Wortschatz
De kranten van de Persgroep - ook Brabants Dagblad - presenteren vandaag aan hun lezers een mooie special over De Leraar. Mijn bijdrage werd helaas niet geplaatst, maar ik wil hem toch graag delen. Het is een eerbetoon aan mijn leraar Duits, Piet Spijkers. Ik kreeg twee jaar les van hem op het Jacob-Roelandslyceum in Boxtel.
Handenwrijvend stapte Piet Spijkers elke maandagochtend zijn klaslokaal binnen. Borst vooruit, de longen vol gezonde lucht, ingeademd tijdens de dagelijkse fietstocht van zijn huis in Oisterwijk naar zijn school in Boxtel. Terwijl wij, de leerlingen van 6 Atheneum op het Jacob-Roelandslyceum, nog slaperig voor ons uitkeken. Het was immers nog zó vroeg en inderdaad, we hadden heel weinig zin in die wekelijkse mondelinge overhoring uit 'Wortschatz'.
Piet Spijkers doceerde Duits. ‘Herrlich!’, zei hij meestal, refererend aan dat snelle ritje op de sportfiets langs de Oisterwijkse vennen en door de Boxtelse bossen. Om vervolgens grinnikend een paar ‘slachtoffers’ uit te zoeken. Feilloos zag hij wie de woordjes wél of juist níet had geleerd; vlug wegduiken of juist heel geïnteresseerd in leerboek 'Die neue Sprache der Mitte' kijken was zinloos. ‘Herr Cleutjens bitte.’ Ten overstaan van de hele klas volgde dan een spervuur van Duitse woorden, begrippen en zinnen.
Niet alleen het belang van een gedegen woordenschat hield Piet Spijkers ons voor. Hij slaagde er als geen ander in zijn liefde voor de Duitse literatuur over te brengen. Met passie vertelde hij in de klas over de mooiste boeken die hij ooit had gelezen. Hij hield van het sociaal-politieke engagement van Bertolt Brecht, had een zwak voor het werk van Siegfried Lenz en smulde van de verhalen van Heinrich Böll. ‘Fabelhaft!’.

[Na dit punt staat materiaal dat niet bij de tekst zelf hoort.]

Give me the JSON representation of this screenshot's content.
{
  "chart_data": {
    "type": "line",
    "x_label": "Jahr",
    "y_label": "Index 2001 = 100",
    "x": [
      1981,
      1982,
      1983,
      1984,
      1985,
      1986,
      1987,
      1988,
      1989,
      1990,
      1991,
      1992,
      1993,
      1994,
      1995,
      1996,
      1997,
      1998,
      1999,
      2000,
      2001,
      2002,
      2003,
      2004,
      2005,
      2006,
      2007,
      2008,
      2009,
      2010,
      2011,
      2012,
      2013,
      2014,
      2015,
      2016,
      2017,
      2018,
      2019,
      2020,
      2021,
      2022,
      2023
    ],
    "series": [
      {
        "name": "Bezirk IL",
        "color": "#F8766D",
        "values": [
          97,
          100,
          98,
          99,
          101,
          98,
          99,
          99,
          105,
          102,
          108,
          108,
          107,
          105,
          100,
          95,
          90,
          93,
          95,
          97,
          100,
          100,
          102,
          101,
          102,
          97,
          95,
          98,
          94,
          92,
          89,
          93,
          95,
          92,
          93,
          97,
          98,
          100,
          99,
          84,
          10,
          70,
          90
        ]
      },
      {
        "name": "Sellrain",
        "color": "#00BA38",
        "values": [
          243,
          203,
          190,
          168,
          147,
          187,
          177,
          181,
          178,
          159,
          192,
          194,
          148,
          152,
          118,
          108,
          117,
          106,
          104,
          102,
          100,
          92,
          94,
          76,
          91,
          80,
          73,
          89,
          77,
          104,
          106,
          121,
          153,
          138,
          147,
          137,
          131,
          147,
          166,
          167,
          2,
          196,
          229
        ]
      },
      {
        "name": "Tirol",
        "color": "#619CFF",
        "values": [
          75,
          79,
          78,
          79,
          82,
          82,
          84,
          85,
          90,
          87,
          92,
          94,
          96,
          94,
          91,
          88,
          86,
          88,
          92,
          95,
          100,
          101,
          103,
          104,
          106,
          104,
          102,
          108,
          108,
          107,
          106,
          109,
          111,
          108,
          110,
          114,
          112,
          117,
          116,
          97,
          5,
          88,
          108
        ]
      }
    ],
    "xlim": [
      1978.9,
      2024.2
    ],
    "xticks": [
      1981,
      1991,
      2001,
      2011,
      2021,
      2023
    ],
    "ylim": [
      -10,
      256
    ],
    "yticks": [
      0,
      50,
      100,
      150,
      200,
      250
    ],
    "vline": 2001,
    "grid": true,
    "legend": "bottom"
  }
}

Dat ik op mijn lijst koos voor ‘Der gute Mensch von Sezuan (Brecht), ‘Das Feuerschiff’ (Lenz) en ‘Die verlorene Ehre der Katharina Blum’ (Böll) kon Piet Spijkers bekoren. Ik herinner me dat het mondeling examen Duits over de literatuur een feestje was. We praatten honderduit over de boeken op mijn lijst, geen moment had ik het gevoel dat ik een proeve van bekwaamheid moest afleggen. Met het cijfer 9 verliet ik zijn lokaal.
Tijdens de diploma-uitreiking kwam Piet Spijkers enkele weken later nog even terug op dat mondeling examen. Het was een goed gebruik dat hij elk jaar bij deze gelegenheid een korte feestrede hield en enkele van zijn leerlingen in het zonnetje zette. Dat deed hij natuurlijk in het Duits en met veel gevoel voor humor. Een aantal leerlingen werd verrast met een presentje, door hem persoonlijk aangevraagd bij het consulaat van de Bondsrepubliek.
Ook in de boekenkast van ‘Herr Cleutjens’ staat zo’n geschenk. Piet Spijkers was het literatuurexamen niet vergeten en had het verzameld werk van Heinrich Böll ingepakt. Het Lesebuch staat nog altijd prominent tussen andere literaire klassiekers. Ook het kaartje van de consul-generaal zit er nog in: ‘Mit den besten Empfehlungen des Generalkonsulats der Bundesrepublik Deutschland’ staat erop.
Ik denk nog vaak aan Piet Spijkers. Fietsend door de bossen in Boxtel en langs de vennen in Oisterwijk richt ik in gedachten een monumentje voor hem op. Wortschatz kan ik missen als kiespijn, maar de liefde voor de Duitse letterkunde raak ik dankzij deze leraar niet meer kwijt. Niemals…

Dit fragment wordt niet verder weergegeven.